1991 autobiography of Tenzin Gyatso

Freedom in Exile: The Autobiography of the Dalai Lama is the second autobiography of the 14th Dalai Lama, released in 1991. The Dalai Lama's first autobiography, My Land and My People, was published in 1962, a few years after he reestablished himself in India and before he became an international celebrity. He regards both of the autobiographies as authentic and re-issued My Land and My People in 1997 to coincide with the release of the film Kundun.

== Background ==

In the introduction, the Dalai Lama explains that he wrote the book "to counter Chinese claims and misinformation" about the history of Tibet. The title "Freedom in exile" refers to the freedoms he says that India offers to him.

The idea for a second autobiography came from a British journalist, Alexander Norman, in the 1980s, who sat and taped the Dalai Lama for "several hours at a time" and wrote the book out of the manuscripts.

== Synopsis ==

The autobiography starts with the Dalai Lama's "birth to a family of small farmers", selection as the Dalai Lama, tumultuous relationship with the People's Republic of China (in which he claims many atrocities), and subsequent life in India. The book acknowledges "the cultural gaps between traditional Tibetan Buddhism and the scientific approaches of the West", and also elucidates the points of similarity between the two.

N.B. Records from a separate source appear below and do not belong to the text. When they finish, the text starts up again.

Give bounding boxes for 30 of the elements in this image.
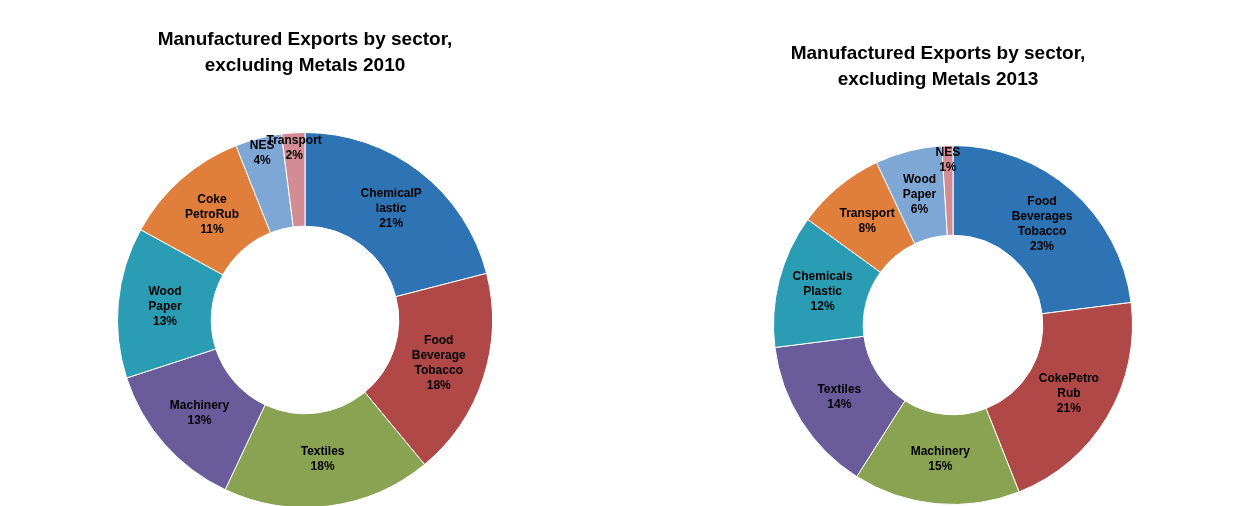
chart-title: Manufactured Exports by sector, excluding Metals 2013 xyxy=(789,41,1087,91)
data-label: 14% xyxy=(827,396,852,411)
slice-label: Machinery xyxy=(169,397,230,412)
slice-label: Textiles xyxy=(817,381,862,396)
data-label: 15% xyxy=(928,458,953,473)
slice-label: Wood Paper xyxy=(148,284,182,314)
data-label: 18% xyxy=(310,459,335,474)
data-label: 13% xyxy=(187,412,212,427)
data-label: 23% xyxy=(1030,238,1055,253)
data-label: 13% xyxy=(152,314,178,329)
slice-label: Textiles xyxy=(300,444,345,459)
slice-label: Wood Paper xyxy=(902,171,937,201)
slice-label: Food Beverages Tobacco xyxy=(1011,193,1073,238)
data-label: 2% xyxy=(285,147,304,162)
slice-label: Transport xyxy=(839,206,895,221)
slice-label: ChemicalP lastic xyxy=(360,186,422,216)
data-label: 18% xyxy=(426,378,452,393)
slice-label: Food Beverage Tobacco xyxy=(411,333,467,378)
slice-label: Machinery xyxy=(910,443,971,458)
data-label: 11% xyxy=(200,221,225,236)
slice-label: CokePetro Rub xyxy=(1038,370,1099,400)
data-label: 4% xyxy=(253,152,272,167)
data-label: 12% xyxy=(810,298,835,313)
slice-label: Chemicals Plastic xyxy=(792,268,853,298)
data-label: 21% xyxy=(379,216,404,231)
data-label: 21% xyxy=(1056,400,1082,415)
slice-label: Coke PetroRub xyxy=(185,191,239,221)
chart-title: Manufactured Exports by sector, excluding Metals 2010 xyxy=(156,27,454,77)
data-label: 6% xyxy=(910,201,929,216)
data-label: 8% xyxy=(858,221,877,236)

The autobiography also criticizes the U.S. Central Intelligence Agency (CIA) for supporting the Tibetan independence movement "not because they (the CIA) cared about Tibetan independence, but as part of their worldwide efforts to destabilize all communist governments".

== Reception ==
Freedom in Exile was timed to be released around the anti-Communist Revolutions of 1989, and the Dalai Lama's winning of the 1989 Nobel Peace Prize. The book was generally well-received in the West. In a review, Rembert Weakland called the book "a call for freedom".